En el desorden de nuestra mente
danzan con locos giros la dramaticidad de Viñales, la melancolía de Yumurí, la
majestad de Puerto Boniato y la alegría de San Luis.
Queremos descansar la mente,
sumirnos en nosotros mismos para reflexionar, para saborear las bellezas que
hemos visto. Volvamos a Camagüey.
Pero antes de entrar en la ciudad,
en busca de serenidad para meditar, pasemos por las sabanas de Cubitas.
Llanuras vastas, inmensas, que se
pierden en el horizonte. Tierra roja incendiada por el sol. Un cielo azul y
luminoso que se une con la tierra en la línea rasa impecablemente horizontal
del confín que abarca la mirada. Y en toda la extensión no se divisa un alma.
Soledad . . . inmensidad. . . . Voy
a comprender la noción de lo infinito; pero, medroso, el pensamiento vacila y
desiste. Nos hemos sentido un grano de polvo entre dos inmensidades que nos
aprisionan.
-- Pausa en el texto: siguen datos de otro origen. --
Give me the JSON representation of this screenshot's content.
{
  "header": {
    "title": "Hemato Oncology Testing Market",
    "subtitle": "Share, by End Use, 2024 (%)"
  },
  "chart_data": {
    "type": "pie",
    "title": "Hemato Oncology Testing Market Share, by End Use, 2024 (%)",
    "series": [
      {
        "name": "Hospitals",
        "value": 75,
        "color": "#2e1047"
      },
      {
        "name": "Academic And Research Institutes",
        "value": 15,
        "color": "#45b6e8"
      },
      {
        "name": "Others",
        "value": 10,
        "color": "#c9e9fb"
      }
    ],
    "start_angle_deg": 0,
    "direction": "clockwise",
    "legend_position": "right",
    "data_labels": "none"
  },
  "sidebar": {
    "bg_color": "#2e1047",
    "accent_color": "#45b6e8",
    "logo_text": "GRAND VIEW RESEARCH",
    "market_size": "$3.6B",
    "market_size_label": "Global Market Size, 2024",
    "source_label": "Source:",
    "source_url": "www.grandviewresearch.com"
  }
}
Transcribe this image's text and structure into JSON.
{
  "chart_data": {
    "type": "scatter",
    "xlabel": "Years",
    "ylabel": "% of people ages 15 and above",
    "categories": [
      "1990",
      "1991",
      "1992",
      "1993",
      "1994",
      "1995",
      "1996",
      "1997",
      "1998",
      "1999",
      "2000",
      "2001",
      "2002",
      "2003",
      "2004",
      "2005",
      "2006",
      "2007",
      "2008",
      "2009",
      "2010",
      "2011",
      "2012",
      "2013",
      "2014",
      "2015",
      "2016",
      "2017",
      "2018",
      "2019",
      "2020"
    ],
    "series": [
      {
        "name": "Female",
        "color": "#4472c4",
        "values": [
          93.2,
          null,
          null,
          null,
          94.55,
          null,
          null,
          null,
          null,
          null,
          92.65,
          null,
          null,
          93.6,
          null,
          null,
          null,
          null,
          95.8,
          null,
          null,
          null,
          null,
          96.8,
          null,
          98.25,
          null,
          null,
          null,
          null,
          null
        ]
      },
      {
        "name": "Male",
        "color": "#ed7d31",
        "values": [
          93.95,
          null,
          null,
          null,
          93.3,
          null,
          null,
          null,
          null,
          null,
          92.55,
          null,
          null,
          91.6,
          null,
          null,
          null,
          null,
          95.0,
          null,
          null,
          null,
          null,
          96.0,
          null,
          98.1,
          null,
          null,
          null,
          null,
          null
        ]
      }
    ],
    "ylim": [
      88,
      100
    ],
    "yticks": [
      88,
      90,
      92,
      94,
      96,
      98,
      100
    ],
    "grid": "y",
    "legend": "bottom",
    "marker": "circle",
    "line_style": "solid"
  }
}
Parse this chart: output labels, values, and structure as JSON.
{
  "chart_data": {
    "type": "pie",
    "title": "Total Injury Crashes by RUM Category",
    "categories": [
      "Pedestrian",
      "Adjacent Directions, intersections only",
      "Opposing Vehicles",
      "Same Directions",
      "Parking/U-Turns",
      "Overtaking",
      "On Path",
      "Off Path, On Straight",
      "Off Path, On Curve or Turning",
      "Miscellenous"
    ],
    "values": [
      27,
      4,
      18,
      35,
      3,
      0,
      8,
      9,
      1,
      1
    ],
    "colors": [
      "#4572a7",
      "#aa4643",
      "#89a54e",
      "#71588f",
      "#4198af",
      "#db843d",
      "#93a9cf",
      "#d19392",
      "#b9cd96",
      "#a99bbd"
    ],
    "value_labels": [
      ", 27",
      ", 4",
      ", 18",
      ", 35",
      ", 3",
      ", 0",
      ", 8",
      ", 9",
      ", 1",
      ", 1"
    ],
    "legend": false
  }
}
Cielo . . . Tierra . . . yo. . . .
¿Quién podrá comprender el misterio
de ese cielo? . . . ¿Quién podrá descifrar el enigma de la tierra? . . . Cielo
. . . Tierra . . . y otra vez, yo.
Nada más a mi lado; nada más me
revelan mis sentidos que la desconcertante trilogía, que como un ritornelo me
repite el silencio en los oídos: Tierra . . . Cielo . . . yo.
Vuelvo hacía dentro mi pensamiento .
. . y este ¿Soy yo? . . . Ya no soy aquel grano de polvo perdido en el espacio.
Me he visto el alma, y ahora sé que soy grande. Grande, como la tierra inmensa;
grande, como el cielo infinito.
Ahora comprendo todo lo grande que
ha concebido el alma humana. Creo en Dios con una fe tan firme, tan sincera
como nunca la había sentido. Amo a Dios y en Él a mis hermanos los hombres y
comprendo la grandeza del amor de caridad.
Siento que mi pensamiento se ilumina
con la claridad del ideal. Sabana, luz, inmensidad. Aquí se desprecia la vida
que no consagra al ideal. Aquí se comprenden la heroicidad y el martirio.
Inmensidad, sabana, luz. . . .
Miro hacía atrás, allí está la
sierra cubierta de piedras bravías y de monte firme. Muy cerca unas lomas
áridas como la sabana se me ofrecen de atalaya. Subo a una de ellas y vuelvo
otra vez la vista a la llanura inmensa. Debajo, la tierra; encima el cielo; y
en el medio, yo. Pero ya no estoy solo, porque está conmigo mi ideal.
Sabana, idealidad, inmensidad, luz.
Patricios del 68. Agramonte. El Marqués. Constituyentes de Guaimaro. . . .
Y el entrar en la ciudad, comprendo
el alma de Camagüey. Camagüey ha
sido eso en nuestra historia, solo eso: Idealidad.